SINGAPORE, Aug 2: Malaysian crude palm oil fell on Thursday as wet weather forecast in the U.S. Midwest brought relief to drought-hit soy crop, temporarily easing concerns of a tightening oilseed supplies situation.
Investors were also left disappointed after the U.S. Federal Reserve dashed hopes of any fresh monetary stimulus, and are now looking ahead to the European Central Bank meeting later in the day for any major policy action.
‘The market is pretty much disappointed that so far there’s no promise coming from the Fed,’ said Ker Chung Yang, commodities analyst with Phillip Futures in Singapore.
‘Also, we have been talking about the U.S. Dry weather for so long. The weather effect is no longer a bull factor for oilseeds but when the weather changes it becomes a bear  factor.’
By the midday break, the benchmark October palm oil futures on the Bursa Malaysia Derivatives Exchange had lost 0.7 percent to 2,924 ringgit ($936) per tonne.

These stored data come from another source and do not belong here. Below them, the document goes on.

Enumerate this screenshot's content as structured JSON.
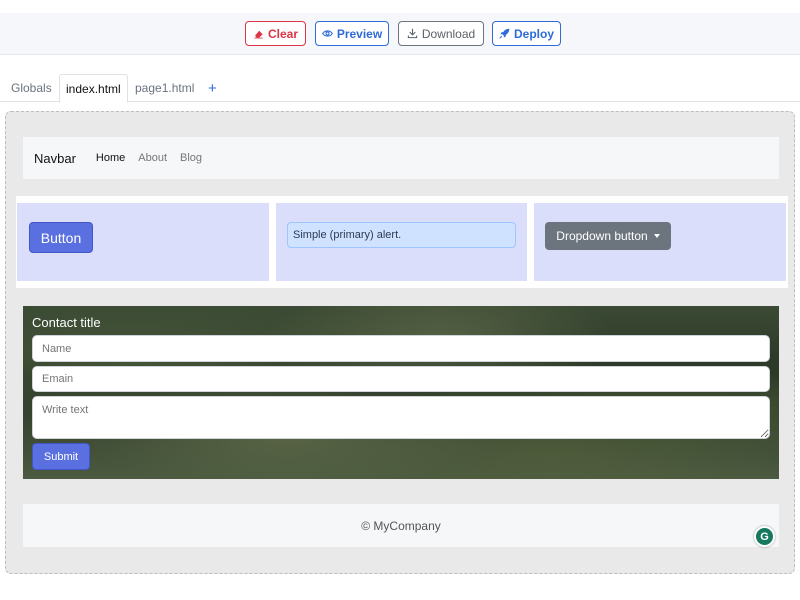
{
  "toolbar": {
    "clear_label": "Clear",
    "preview_label": "Preview",
    "download_label": "Download",
    "deploy_label": "Deploy"
  },
  "tabs": [
    {
      "label": "Globals"
    },
    {
      "label": "index.html",
      "active": true
    },
    {
      "label": "page1.html"
    },
    {
      "label": "+"
    }
  ],
  "navbar": {
    "brand": "Navbar",
    "links": [
      {
        "label": "Home",
        "active": true
      },
      {
        "label": "About"
      },
      {
        "label": "Blog"
      }
    ]
  },
  "components": {
    "button_label": "Button",
    "alert_text": "Simple (primary) alert.",
    "dropdown_label": "Dropdown button"
  },
  "contact": {
    "title": "Contact title",
    "name_placeholder": "Name",
    "email_placeholder": "Emain",
    "text_placeholder": "Write text",
    "submit_label": "Submit"
  },
  "footer": {
    "text": "© MyCompany"
  },
  "grammarly": {
    "glyph": "G"
  },
  "colors": {
    "primary": "#5a6fe0",
    "danger": "#dc3545",
    "link_blue": "#2e6bd8",
    "secondary": "#6c757d",
    "column_bg": "#dbdefb"
  },
  "icons": {
    "clear": "eraser-icon",
    "preview": "eye-icon",
    "download": "download-icon",
    "deploy": "rocket-icon",
    "dropdown": "caret-down-icon"
  }
}
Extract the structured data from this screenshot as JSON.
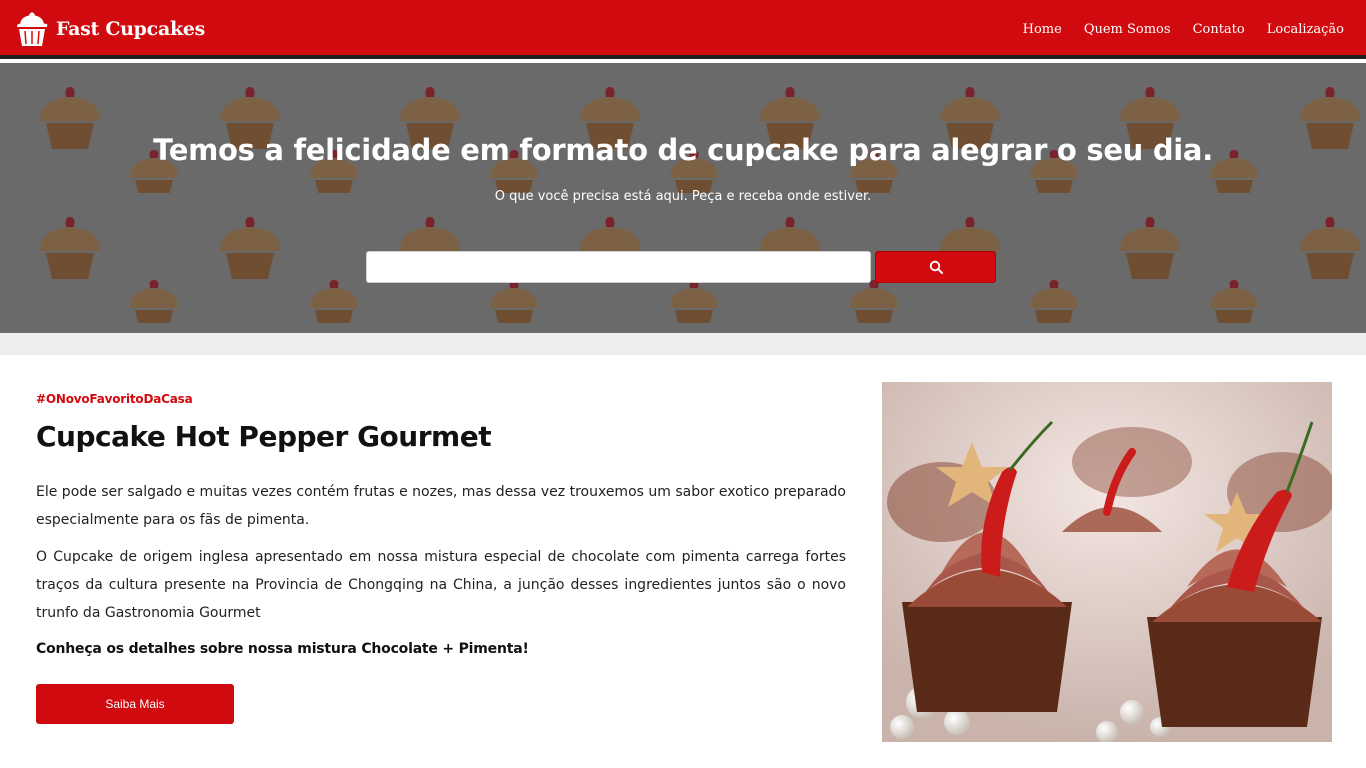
{
  "brand": {
    "name": "Fast Cupcakes"
  },
  "nav": {
    "items": [
      {
        "label": "Home"
      },
      {
        "label": "Quem Somos"
      },
      {
        "label": "Contato"
      },
      {
        "label": "Localização"
      }
    ]
  },
  "hero": {
    "title": "Temos a felicidade em formato de cupcake para alegrar o seu dia.",
    "subtitle": "O que você precisa está aqui. Peça e receba onde estiver.",
    "search": {
      "value": "",
      "placeholder": "",
      "button_icon": "search-icon"
    }
  },
  "feature": {
    "tag": "#ONovoFavoritoDaCasa",
    "title": "Cupcake Hot Pepper Gourmet",
    "paragraphs": [
      "Ele pode ser salgado e muitas vezes contém frutas e nozes, mas dessa vez trouxemos um sabor exotico preparado especialmente para os fãs de pimenta.",
      "O Cupcake de origem inglesa apresentado em nossa mistura especial de chocolate com pimenta carrega fortes traços da cultura presente na Provincia de Chongqing na China, a junção desses ingredientes juntos são o novo trunfo da Gastronomia Gourmet"
    ],
    "cta": "Conheça os detalhes sobre nossa mistura Chocolate + Pimenta!",
    "button": "Saiba Mais"
  },
  "colors": {
    "primary": "#d10a0f",
    "navbar_border": "#1f1f1f",
    "strip": "#eeeeee",
    "text": "#222222"
  }
}
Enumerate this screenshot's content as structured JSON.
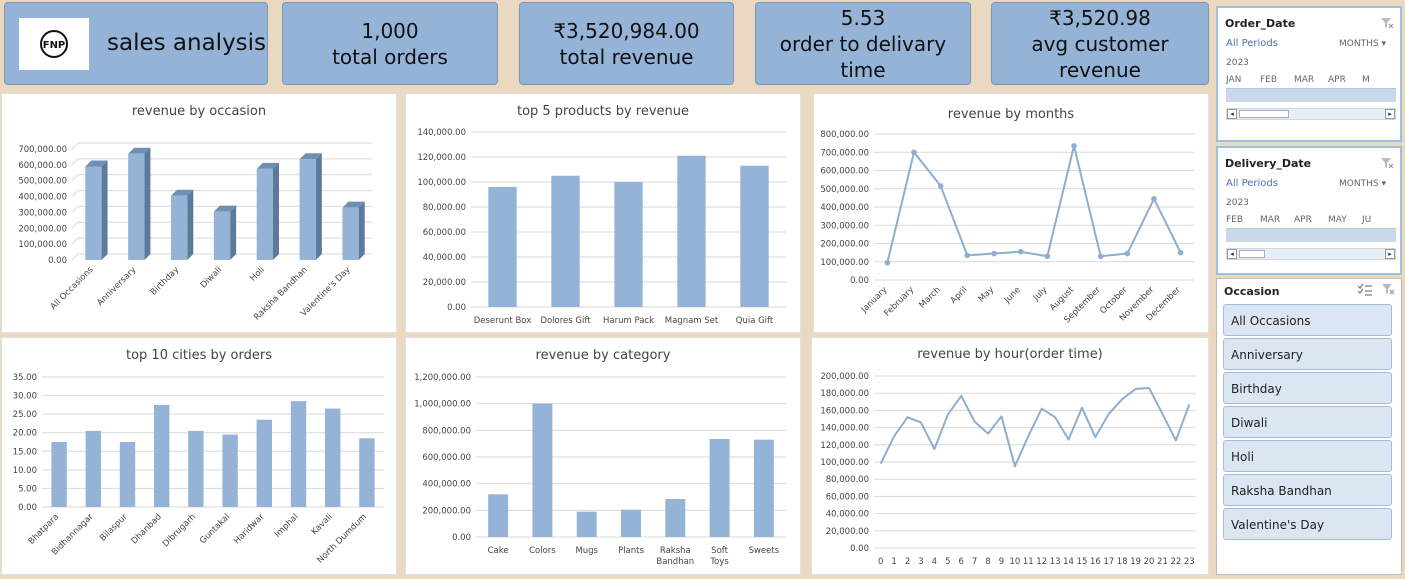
{
  "header": {
    "logo_text": "FNP",
    "title": "sales analysis",
    "kpis": [
      {
        "value": "1,000",
        "label": "total orders"
      },
      {
        "value": "₹3,520,984.00",
        "label": "total revenue"
      },
      {
        "value": "5.53",
        "label": "order to delivary time"
      },
      {
        "value": "₹3,520.98",
        "label": "avg customer revenue"
      }
    ]
  },
  "colors": {
    "bar": "#95b3d7",
    "bar_dark": "#5c7a9a",
    "line": "#8eaed0",
    "grid": "#d9d9d9",
    "kpi_bg": "#95b3d7",
    "page_bg": "#ead9c0"
  },
  "chart_data": [
    {
      "type": "bar",
      "style": "3d",
      "title": "revenue by occasion",
      "categories": [
        "All Occasions",
        "Anniversary",
        "Birthday",
        "Diwali",
        "Holi",
        "Raksha Bandhan",
        "Valentine's Day"
      ],
      "values": [
        590000,
        670000,
        405000,
        305000,
        575000,
        635000,
        330000
      ],
      "ylim": [
        0,
        700000
      ],
      "ystep": 100000,
      "ticks": [
        "0.00",
        "100,000.00",
        "200,000.00",
        "300,000.00",
        "400,000.00",
        "500,000.00",
        "600,000.00",
        "700,000.00"
      ],
      "grid": true
    },
    {
      "type": "bar",
      "title": "top 5 products by revenue",
      "categories": [
        "Deserunt Box",
        "Dolores Gift",
        "Harum Pack",
        "Magnam Set",
        "Quia Gift"
      ],
      "values": [
        96000,
        105000,
        100000,
        121000,
        113000
      ],
      "ylim": [
        0,
        140000
      ],
      "ystep": 20000,
      "ticks": [
        "0.00",
        "20,000.00",
        "40,000.00",
        "60,000.00",
        "80,000.00",
        "100,000.00",
        "120,000.00",
        "140,000.00"
      ],
      "grid": true
    },
    {
      "type": "line",
      "title": "revenue by months",
      "categories": [
        "January",
        "February",
        "March",
        "April",
        "May",
        "June",
        "July",
        "August",
        "September",
        "October",
        "November",
        "December"
      ],
      "values": [
        95000,
        700000,
        515000,
        135000,
        145000,
        155000,
        130000,
        735000,
        130000,
        145000,
        445000,
        150000
      ],
      "ylim": [
        0,
        800000
      ],
      "ystep": 100000,
      "ticks": [
        "0.00",
        "100,000.00",
        "200,000.00",
        "300,000.00",
        "400,000.00",
        "500,000.00",
        "600,000.00",
        "700,000.00",
        "800,000.00"
      ],
      "grid": true,
      "markers": true
    },
    {
      "type": "bar",
      "title": "top 10 cities by orders",
      "categories": [
        "Bhatpara",
        "Bidhannagar",
        "Bilaspur",
        "Dhanbad",
        "Dibrugarh",
        "Guntakal",
        "Haridwar",
        "Imphal",
        "Kavali",
        "North Dumdum"
      ],
      "values": [
        17.5,
        20.5,
        17.5,
        27.5,
        20.5,
        19.5,
        23.5,
        28.5,
        26.5,
        18.5
      ],
      "ylim": [
        0,
        35
      ],
      "ystep": 5,
      "ticks": [
        "0.00",
        "5.00",
        "10.00",
        "15.00",
        "20.00",
        "25.00",
        "30.00",
        "35.00"
      ],
      "grid": true
    },
    {
      "type": "bar",
      "title": "revenue by category",
      "categories": [
        "Cake",
        "Colors",
        "Mugs",
        "Plants",
        "Raksha Bandhan",
        "Soft Toys",
        "Sweets"
      ],
      "values": [
        320000,
        1000000,
        190000,
        205000,
        285000,
        735000,
        730000
      ],
      "ylim": [
        0,
        1200000
      ],
      "ystep": 200000,
      "ticks": [
        "0.00",
        "200,000.00",
        "400,000.00",
        "600,000.00",
        "800,000.00",
        "1,000,000.00",
        "1,200,000.00"
      ],
      "grid": true
    },
    {
      "type": "line",
      "title": "revenue by hour(order time)",
      "categories": [
        "0",
        "1",
        "2",
        "3",
        "4",
        "5",
        "6",
        "7",
        "8",
        "9",
        "10",
        "11",
        "12",
        "13",
        "14",
        "15",
        "16",
        "17",
        "18",
        "19",
        "20",
        "21",
        "22",
        "23"
      ],
      "values": [
        98000,
        130000,
        152000,
        146000,
        115000,
        155000,
        177000,
        147000,
        133000,
        153000,
        95000,
        130000,
        162000,
        152000,
        126000,
        163000,
        129000,
        156000,
        173000,
        185000,
        186000,
        156000,
        125000,
        167000
      ],
      "ylim": [
        0,
        200000
      ],
      "ystep": 20000,
      "ticks": [
        "0.00",
        "20,000.00",
        "40,000.00",
        "60,000.00",
        "80,000.00",
        "100,000.00",
        "120,000.00",
        "140,000.00",
        "160,000.00",
        "180,000.00",
        "200,000.00"
      ],
      "grid": true,
      "markers": false
    }
  ],
  "slicers": {
    "order_date": {
      "title": "Order_Date",
      "periods": "All Periods",
      "level": "MONTHS",
      "year": "2023",
      "months": [
        "JAN",
        "FEB",
        "MAR",
        "APR",
        "M"
      ]
    },
    "delivery_date": {
      "title": "Delivery_Date",
      "periods": "All Periods",
      "level": "MONTHS",
      "year": "2023",
      "months": [
        "FEB",
        "MAR",
        "APR",
        "MAY",
        "JU"
      ]
    },
    "occasion": {
      "title": "Occasion",
      "items": [
        "All Occasions",
        "Anniversary",
        "Birthday",
        "Diwali",
        "Holi",
        "Raksha Bandhan",
        "Valentine's Day"
      ]
    }
  }
}
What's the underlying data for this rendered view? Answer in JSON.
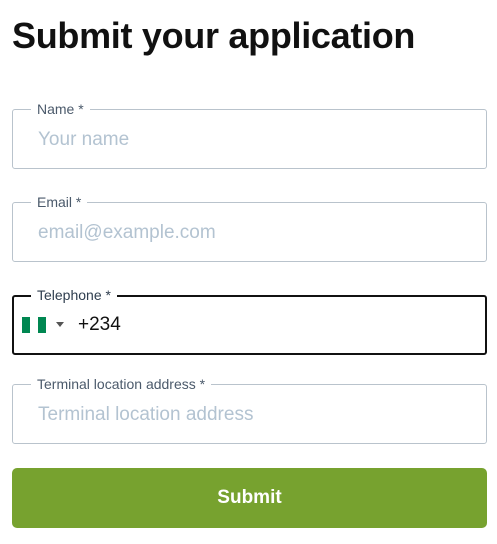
{
  "form": {
    "title": "Submit your application",
    "fields": {
      "name": {
        "label": "Name *",
        "placeholder": "Your name",
        "value": ""
      },
      "email": {
        "label": "Email *",
        "placeholder": "email@example.com",
        "value": ""
      },
      "telephone": {
        "label": "Telephone *",
        "country_flag": "nigeria-flag-icon",
        "dial_code": "+234"
      },
      "terminal_address": {
        "label": "Terminal location address *",
        "placeholder": "Terminal location address",
        "value": ""
      }
    },
    "submit_label": "Submit",
    "colors": {
      "accent": "#77a22f",
      "focused_border": "#111111",
      "border": "#b9c3cc",
      "placeholder": "#b3c3d1",
      "flag_green": "#008751"
    }
  }
}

Prices earlier touched a low at 2,905 ringgit, a level last seen on July 27.
Traded volumes were thin at 10,375 lots of 25 tonnes each, compared to the usual 12,500 lots.
A better chance of rain was expected late this week in portions of the drought-stricken U.S. Midwest, bringing some relief to the struggling soybean crops, an agricultural meteorologist said on Wednesday.
Market players have been pricing in the damage done by the relentless drought on soybean crops in the United States that squeezed soybean oil supply.
A drop in soybean oil supply could shift more vegetable oil demand to the cheaper palm oil.
On the technicals front, palm oil is expected to drop to 2,880 ringgit, as indicated by a falling channel, Reuters market analyst Wang Tao said.
Market players are looking out for July stock figures in No.2 producer Malaysia, which could climb on slowing exports and better production.
Malaysian palm oil exports fell by 15 percent and 19 percent in July from a month ago, according to cargo surveyors Intertek Testing Services and Societe Generale de Surveillance respectively.
Traders also remain watchful over the El Nino weather pattern which could return to Southeast Asia by end of the year as the adverse weather condition could hurt production for top producers Indonesia and Malaysia.
Brent crude steadied near $106 barrel on Thursday as investors looked to Europe for policy easing measures after the U.S. Federal Reserve dashed their hopes by deferring fresh monetary stimulus.
In other vegetable oil markets, by 0524 GMT, the most active U.S. Soyoil contract for December delivery had gained 0.6 percent and  the most active January 2013 soyoil contract on the Dalian Commodity Exchange had lost 1.2  percent.